Socio-technical impact of Open Source software and proprietary software in organizations
Socio-technical approaches to measure how technology impacts the human environment is gaining the attention of many researches around the world. Formal systems often extend their boundaries and influence the daily activities of the actors responsible to interact with them. It is usual to people to refer to part of organizational problems as “system problems” or “system impossibilities” so the real process should be adapted to an IT system instead of the other way around. Usually people try to bypass these formalisms and develop parallel rules outside the formal models in order to be able to re-take their flexibility or better answer business needs. This study aims to evaluate and compare if there is a difference in the social-technical impacts in organizations driven by the software development model.

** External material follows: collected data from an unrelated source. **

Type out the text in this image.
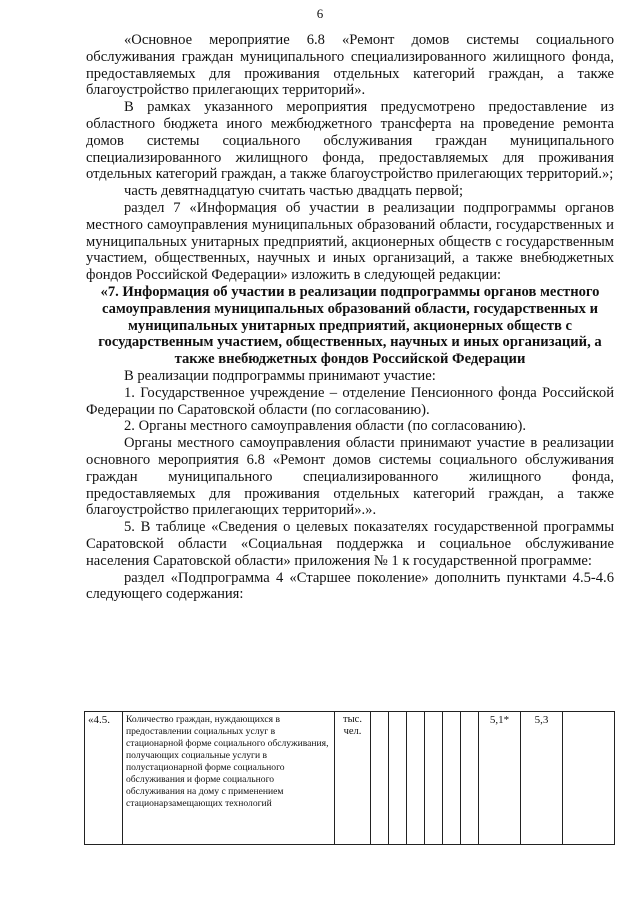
6

«Основное мероприятие 6.8 «Ремонт домов системы социального обслуживания граждан муниципального специализированного жилищного фонда, предоставляемых для проживания отдельных категорий граждан, а также благоустройство прилегающих территорий».

В рамках указанного мероприятия предусмотрено предоставление из областного бюджета иного межбюджетного трансферта на проведение ремонта домов системы социального обслуживания граждан муниципального специализированного жилищного фонда, предоставляемых для проживания отдельных категорий граждан, а также благоустройство прилегающих территорий.»;

часть девятнадцатую считать частью двадцать первой;

раздел 7 «Информация об участии в реализации подпрограммы органов местного самоуправления муниципальных образований области, государственных и муниципальных унитарных предприятий, акционерных обществ с государственным участием, общественных, научных и иных организаций, а также внебюджетных фондов Российской Федерации» изложить в следующей редакции:

«7. Информация об участии в реализации подпрограммы органов местного самоуправления муниципальных образований области, государственных и муниципальных унитарных предприятий, акционерных обществ с государственным участием, общественных, научных и иных организаций, а также внебюджетных фондов Российской Федерации

В реализации подпрограммы принимают участие:

1. Государственное учреждение – отделение Пенсионного фонда Российской Федерации по Саратовской области (по согласованию).

2. Органы местного самоуправления области (по согласованию).

Органы местного самоуправления области принимают участие в реализации основного мероприятия 6.8 «Ремонт домов системы социального обслуживания граждан муниципального специализированного жилищного фонда, предоставляемых для проживания отдельных категорий граждан, а также благоустройство прилегающих территорий».».

5. В таблице «Сведения о целевых показателях государственной программы Саратовской области «Социальная поддержка и социальное обслуживание населения Саратовской области» приложения № 1 к государственной программе:

раздел «Подпрограмма 4 «Старшее поколение» дополнить пунктами 4.5-4.6 следующего содержания:

«4.5.	Количество граждан, нуждающихся в предоставлении социальных услуг в стационарной форме социального обслуживания, получающих социальные услуги в полустационарной форме социального обслуживания и форме социального обслуживания на дому с применением стационарзамещающих технологий	тыс. чел.							5,1*	5,3	
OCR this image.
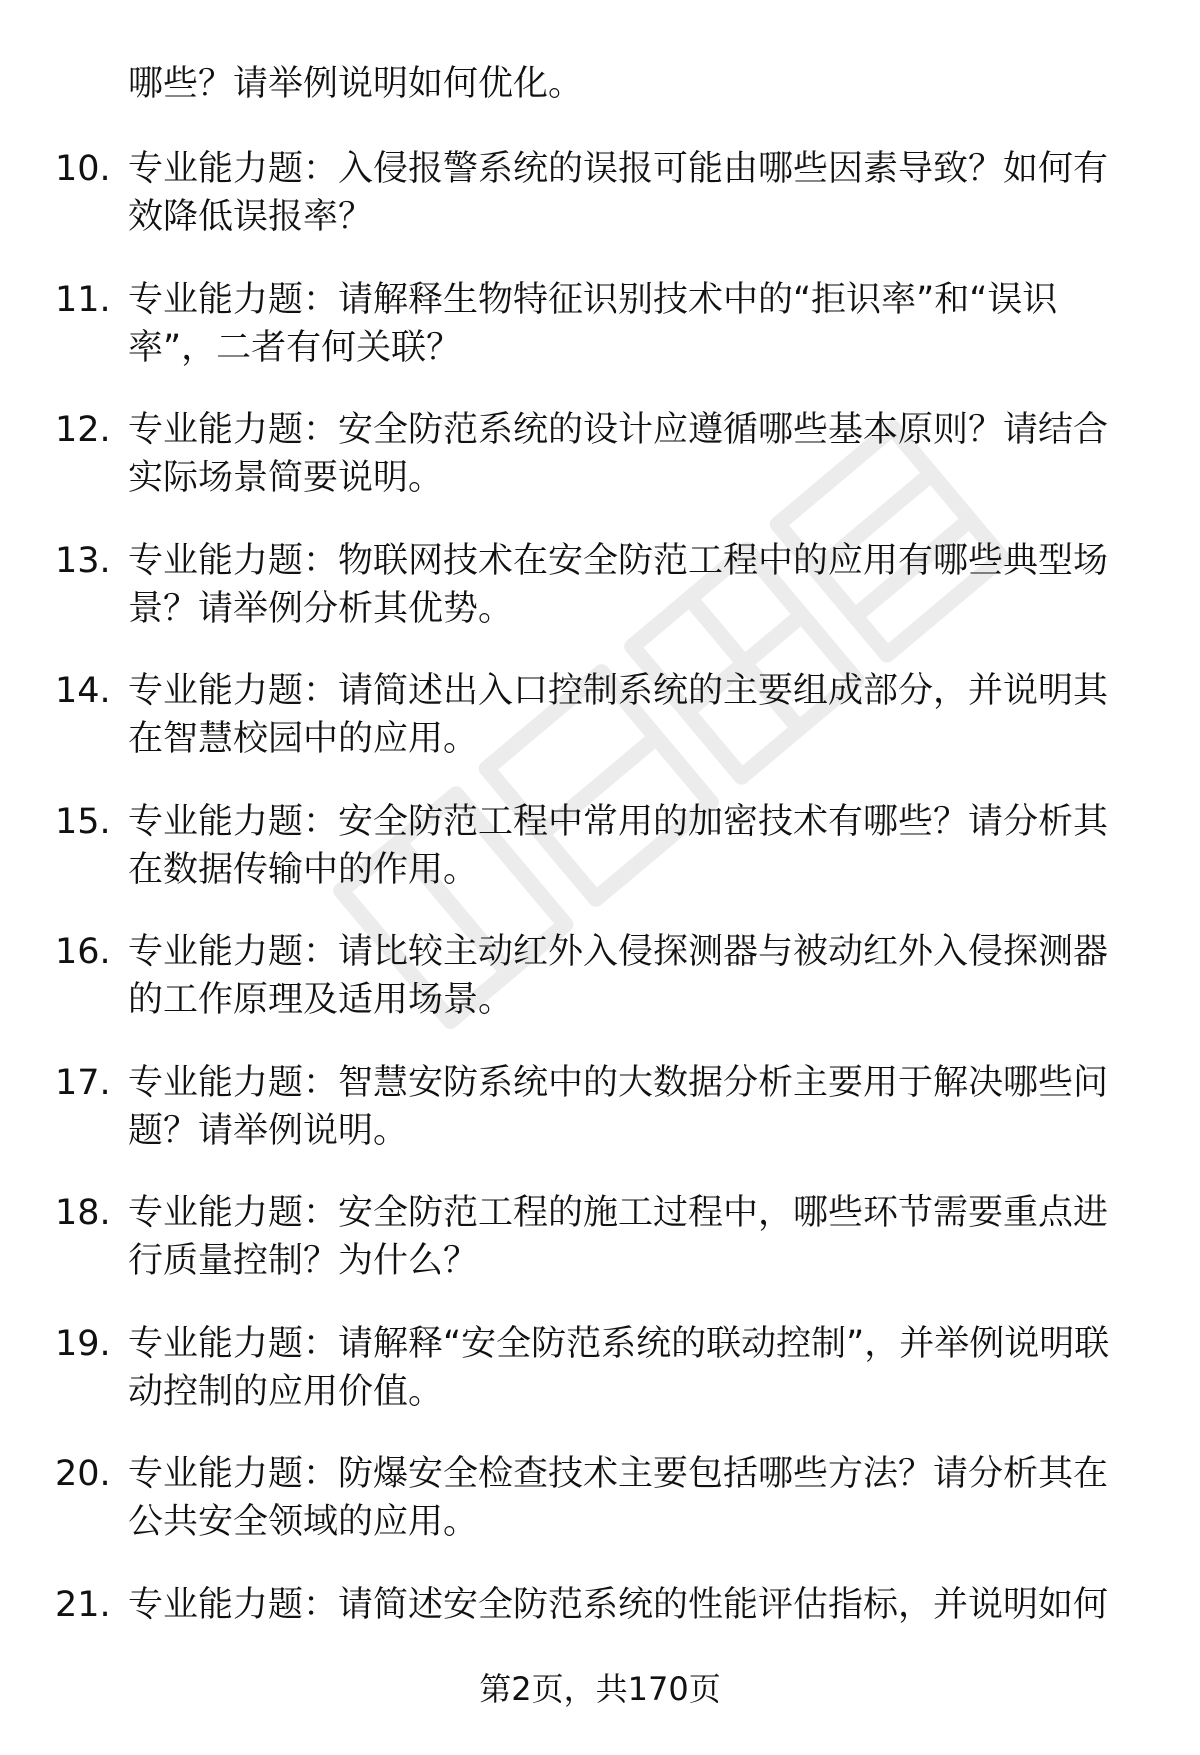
哪些？请举例说明如何优化。

10. 专业能力题：入侵报警系统的误报可能由哪些因素导致？如何有效降低误报率？
11. 专业能力题：请解释生物特征识别技术中的“拒识率”和“误识率”，二者有何关联？
12. 专业能力题：安全防范系统的设计应遵循哪些基本原则？请结合实际场景简要说明。
13. 专业能力题：物联网技术在安全防范工程中的应用有哪些典型场景？请举例分析其优势。
14. 专业能力题：请简述出入口控制系统的主要组成部分，并说明其在智慧校园中的应用。
15. 专业能力题：安全防范工程中常用的加密技术有哪些？请分析其在数据传输中的作用。
16. 专业能力题：请比较主动红外入侵探测器与被动红外入侵探测器的工作原理及适用场景。
17. 专业能力题：智慧安防系统中的大数据分析主要用于解决哪些问题？请举例说明。
18. 专业能力题：安全防范工程的施工过程中，哪些环节需要重点进行质量控制？为什么？
19. 专业能力题：请解释“安全防范系统的联动控制”，并举例说明联动控制的应用价值。
20. 专业能力题：防爆安全检查技术主要包括哪些方法？请分析其在公共安全领域的应用。
21. 专业能力题：请简述安全防范系统的性能评估指标，并说明如何
第2页，共170页
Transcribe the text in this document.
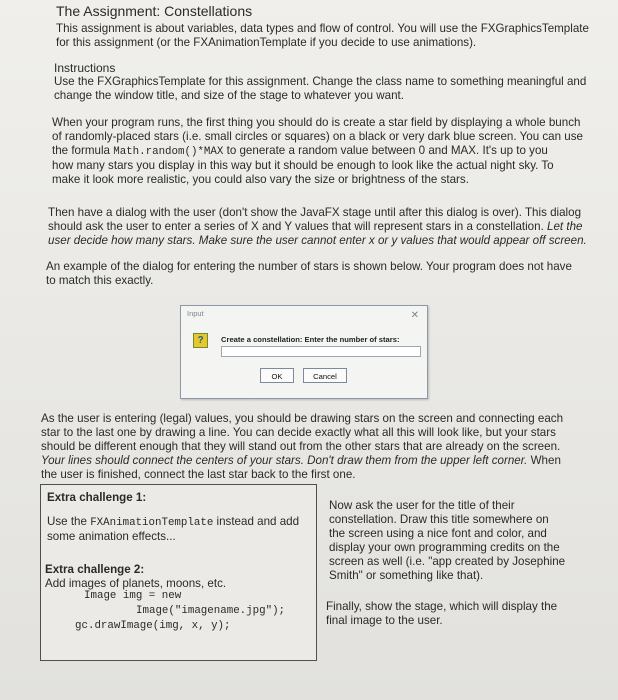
The Assignment: Constellations
This assignment is about variables, data types and flow of control. You will use the FXGraphicsTemplate
for this assignment (or the FXAnimationTemplate if you decide to use animations).
Instructions
Use the FXGraphicsTemplate for this assignment. Change the class name to something meaningful and
change the window title, and size of the stage to whatever you want.
When your program runs, the first thing you should do is create a star field by displaying a whole bunch
of randomly-placed stars (i.e. small circles or squares) on a black or very dark blue screen. You can use
the formula Math.random()*MAX to generate a random value between 0 and MAX. It's up to you
how many stars you display in this way but it should be enough to look like the actual night sky. To
make it look more realistic, you could also vary the size or brightness of the stars.
Then have a dialog with the user (don't show the JavaFX stage until after this dialog is over). This dialog
should ask the user to enter a series of X and Y values that will represent stars in a constellation. Let the
user decide how many stars. Make sure the user cannot enter x or y values that would appear off screen.
An example of the dialog for entering the number of stars is shown below. Your program does not have
to match this exactly.
Input	✕
?	Create a constellation: Enter the number of stars:
OK	Cancel
As the user is entering (legal) values, you should be drawing stars on the screen and connecting each
star to the last one by drawing a line. You can decide exactly what all this will look like, but your stars
should be different enough that they will stand out from the other stars that are already on the screen.
Your lines should connect the centers of your stars. Don't draw them from the upper left corner. When
the user is finished, connect the last star back to the first one.
Extra challenge 1:
Use the FXAnimationTemplate instead and add
some animation effects...
Extra challenge 2:
Add images of planets, moons, etc.
Image img = new
Image("imagename.jpg");
gc.drawImage(img, x, y);
Now ask the user for the title of their
constellation. Draw this title somewhere on
the screen using a nice font and color, and
display your own programming credits on the
screen as well (i.e. "app created by Josephine
Smith" or something like that).
Finally, show the stage, which will display the
final image to the user.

Alternatives for High Performance Computing using OSS on cloud environments
HPC is usually implemented with vertical processing power in symmetric multi-processing systems (SMP). In recent years, approaches to consolidate many units with lesser dense SMP systems in horizontal farms of grid computing has offered another approach to deal with HPC. More recently, with organizations demanding to handle a large volume of data in real time, the use of grid solutions is coming to enterprises. This study aims to design a best practice guide to implement a HPC environment based on cloud computing, using all the features that could better use the distributed capacity of computing nodes in a single datacenter and even across the globe. Open Source software such as Hadoop and multiplatform MPIs can be evaluated as technologies to take place in this study as implementation scenarios.

Open Standards in cloud computing
Brazil is part of the ISO subcommittee for open standards in cloud computing through ABNT. This study aims to contribute to the discussions currently in place in this group offering a perspective based on field research with companies regarding what should be important to normalize across cloud providers in topics as: SLA, terms and taxonomies, quality of services and other areas.

Open Source in enterprises – team skills and interoperability issues
The real IT environment is organizations is always mixed and heterogeneous, composed by software from different vendors, including Open Source. This study aims to create a field research and try to measure in companies with different sizes and from different segments the key challenges of managing a mixed environment. It could also measure how companies are dealing with interoperability issues concerning roles and responsibilities, risk management and business processes continuity plans.